Einigung in Chemie-Tarifgesprächen: 1,8 und 1,3 Prozent mehr

Mehr Geld, eine neue Pflegezusatzversicherung und ein Zukunftskonto zum Ansparen von Arbeitszeit: Mehr als eine halbe Million Chemie-Beschäftigte können sich über ein Bündel von Vorteilen freuen. Es gibt aber auch Wermutstropfen.

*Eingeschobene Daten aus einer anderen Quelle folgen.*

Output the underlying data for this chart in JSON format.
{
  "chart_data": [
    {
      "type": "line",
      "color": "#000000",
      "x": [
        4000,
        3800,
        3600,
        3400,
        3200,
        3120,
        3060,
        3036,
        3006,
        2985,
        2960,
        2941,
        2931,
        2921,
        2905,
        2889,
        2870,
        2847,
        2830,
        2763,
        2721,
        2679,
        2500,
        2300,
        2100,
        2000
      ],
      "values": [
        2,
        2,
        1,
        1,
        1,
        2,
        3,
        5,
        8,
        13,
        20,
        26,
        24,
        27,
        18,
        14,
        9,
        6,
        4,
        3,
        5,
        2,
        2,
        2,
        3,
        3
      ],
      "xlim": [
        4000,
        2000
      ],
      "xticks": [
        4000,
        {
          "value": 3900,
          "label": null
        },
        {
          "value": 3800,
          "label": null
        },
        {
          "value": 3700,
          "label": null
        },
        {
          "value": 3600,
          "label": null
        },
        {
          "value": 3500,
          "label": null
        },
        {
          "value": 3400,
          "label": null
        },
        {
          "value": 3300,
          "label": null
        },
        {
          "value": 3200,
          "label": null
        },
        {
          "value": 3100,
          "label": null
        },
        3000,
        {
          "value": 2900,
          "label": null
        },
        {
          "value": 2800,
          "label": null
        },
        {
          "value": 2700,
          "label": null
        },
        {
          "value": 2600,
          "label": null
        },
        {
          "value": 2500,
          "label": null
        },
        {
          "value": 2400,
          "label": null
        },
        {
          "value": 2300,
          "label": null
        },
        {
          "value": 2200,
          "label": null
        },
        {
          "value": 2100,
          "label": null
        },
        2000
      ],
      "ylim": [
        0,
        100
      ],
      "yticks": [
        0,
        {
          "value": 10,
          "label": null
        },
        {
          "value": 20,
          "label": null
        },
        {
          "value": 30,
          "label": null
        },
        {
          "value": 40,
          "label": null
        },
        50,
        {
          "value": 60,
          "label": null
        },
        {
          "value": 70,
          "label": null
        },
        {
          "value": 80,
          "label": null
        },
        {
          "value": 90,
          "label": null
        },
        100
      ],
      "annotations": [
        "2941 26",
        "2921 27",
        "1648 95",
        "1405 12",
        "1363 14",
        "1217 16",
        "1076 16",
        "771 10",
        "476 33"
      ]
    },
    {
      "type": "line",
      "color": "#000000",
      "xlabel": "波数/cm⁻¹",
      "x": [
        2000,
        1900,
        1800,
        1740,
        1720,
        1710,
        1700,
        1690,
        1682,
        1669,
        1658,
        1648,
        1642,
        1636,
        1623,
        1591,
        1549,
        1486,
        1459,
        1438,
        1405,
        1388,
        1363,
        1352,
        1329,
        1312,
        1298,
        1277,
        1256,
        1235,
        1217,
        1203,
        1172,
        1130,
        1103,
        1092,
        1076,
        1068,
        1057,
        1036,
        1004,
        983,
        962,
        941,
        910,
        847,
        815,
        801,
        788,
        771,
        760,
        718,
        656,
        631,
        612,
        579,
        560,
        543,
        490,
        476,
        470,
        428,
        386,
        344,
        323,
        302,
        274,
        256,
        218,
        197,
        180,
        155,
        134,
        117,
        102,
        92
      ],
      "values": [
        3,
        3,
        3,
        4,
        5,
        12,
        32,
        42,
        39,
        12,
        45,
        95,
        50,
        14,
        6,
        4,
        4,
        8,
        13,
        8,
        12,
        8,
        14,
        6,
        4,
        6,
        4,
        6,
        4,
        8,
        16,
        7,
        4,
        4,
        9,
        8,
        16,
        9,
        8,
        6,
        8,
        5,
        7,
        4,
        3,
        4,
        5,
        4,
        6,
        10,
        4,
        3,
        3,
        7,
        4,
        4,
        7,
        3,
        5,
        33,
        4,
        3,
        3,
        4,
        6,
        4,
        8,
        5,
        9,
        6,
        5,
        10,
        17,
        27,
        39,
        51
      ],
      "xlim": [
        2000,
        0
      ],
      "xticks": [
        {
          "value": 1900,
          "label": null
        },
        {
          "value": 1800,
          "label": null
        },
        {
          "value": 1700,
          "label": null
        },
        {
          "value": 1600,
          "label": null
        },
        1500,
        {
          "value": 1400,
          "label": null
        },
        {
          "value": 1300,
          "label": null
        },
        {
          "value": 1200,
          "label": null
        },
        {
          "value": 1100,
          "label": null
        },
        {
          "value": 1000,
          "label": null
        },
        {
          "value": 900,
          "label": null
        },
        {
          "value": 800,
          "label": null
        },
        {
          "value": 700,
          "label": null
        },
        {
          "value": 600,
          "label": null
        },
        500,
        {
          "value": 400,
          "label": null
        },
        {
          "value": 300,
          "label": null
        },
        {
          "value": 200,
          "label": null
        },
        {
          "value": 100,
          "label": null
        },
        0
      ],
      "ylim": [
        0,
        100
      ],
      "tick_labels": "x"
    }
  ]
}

22.11.2019 UPDATE: 22.11.2019 10:03 Uhr 1 Minute, 29 Sekunden
Auftakt zur Chemie-Tarifrunde
Handschlag zu Beginn der Gespräche: Georg Müller (l), Verhandlungsführer der Arbeitgeber, und Ralf Sikorski, Verhandlungsführer der Gewerkschaft IG BCE. Foto: Sina Schuldt/dpa

Wiesbaden (dpa) - Die 580.000 Beschäftigten in der deutschen Chemie- und Pharmabranche bekommen mehr Geld und eine neue arbeitgeberfinanzierte Pflegezusatzversicherung. Die Gewerkschaft IG BCE und der Arbeitgeberverband BAVC einigten sich auf ein Lohnplus von 1,5 Prozent von Juli 2020 an.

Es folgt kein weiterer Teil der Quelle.